StateSpaceModels initialization

Quick example on how to use StateSpaceLearning to initialize StateSpaceModels

using CSV
using DataFrames
using StateSpaceModels

airp = CSV.File(StateSpaceLearning.AIR_PASSENGERS) |> DataFrame
log_air_passengers = log.(airp.passengers)

output = StateSpaceLearning.fit_model(log_air_passengers)
residuals_variances = output.residuals_variances

model = BasicStructural(log_air_passengers, 12)
set_initial_hyperparameters!(model, Dict("sigma2_ε" => residuals_variances["ε"], 
                                         "sigma2_ξ" =>residuals_variances["ξ"], 
                                         "sigma2_ζ" =>residuals_variances["ζ"], 
                                         "sigma2_ω" =>residuals_variances["ω"]))
fit!(model)

Paper Results Reproducibility

The paper has two experiments (results for the M4 competition and a simulation study). To reproduce each experiment follow the instructions below:

M4 Experiment

To reproduce M4 paper results you can clone the repository and run the following commands on terminal:

julia paper_tests/m4_test/m4_test.jl
python paper_tests/m4_test/m4_test.py

The results for SSL model in terms of MASE and sMAPE for all 48000 series will be stored in folder "paper_tests/m4_test/results_SSL". The average results of MASE, sMAPE and OWA will be saved in file "paper_tests/m4_test/metric_results/SSL_METRICS_RESULTS.csv".
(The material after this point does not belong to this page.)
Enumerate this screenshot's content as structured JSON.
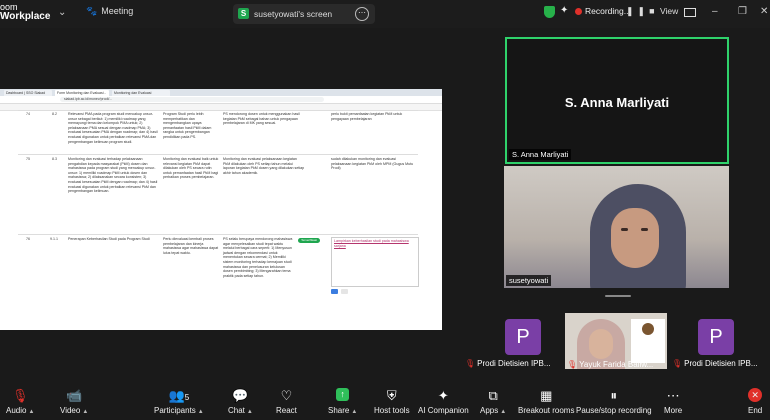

The results for SS model in terms of MASE and sMAPE for all 48000 series will be stored in folder "paper_tests/m4_test/results_SS". The average results of MASE, sMAPE and OWA will be saved in file "paper_tests/m4_test/metric_results/SS_METRICS_RESULTS.csv".

Simulation Experiment

To reproduce the simulation results you can clone the repository and run the following commands on terminal:

julia paper_tests/simulation_test/simulation.jl 0

As this test takes a long time, you may want to run it in parallel, for that you can change the last argument to be number of workers to use in the parallelization:

julia paper_tests/simulation_test/simulation.jl 3

The results will be saved in two separated files: "paper_tests/simulation_test/results_metrics/metrics_confusion_matrix.csv" and "paper_tests/simulation_test/results_metrics/metrics_bias_mse.csv"

Contributing

PRs such as adding new models and fixing bugs are very welcome!
For nontrivial changes, you'll probably want to first discuss the changes via issue.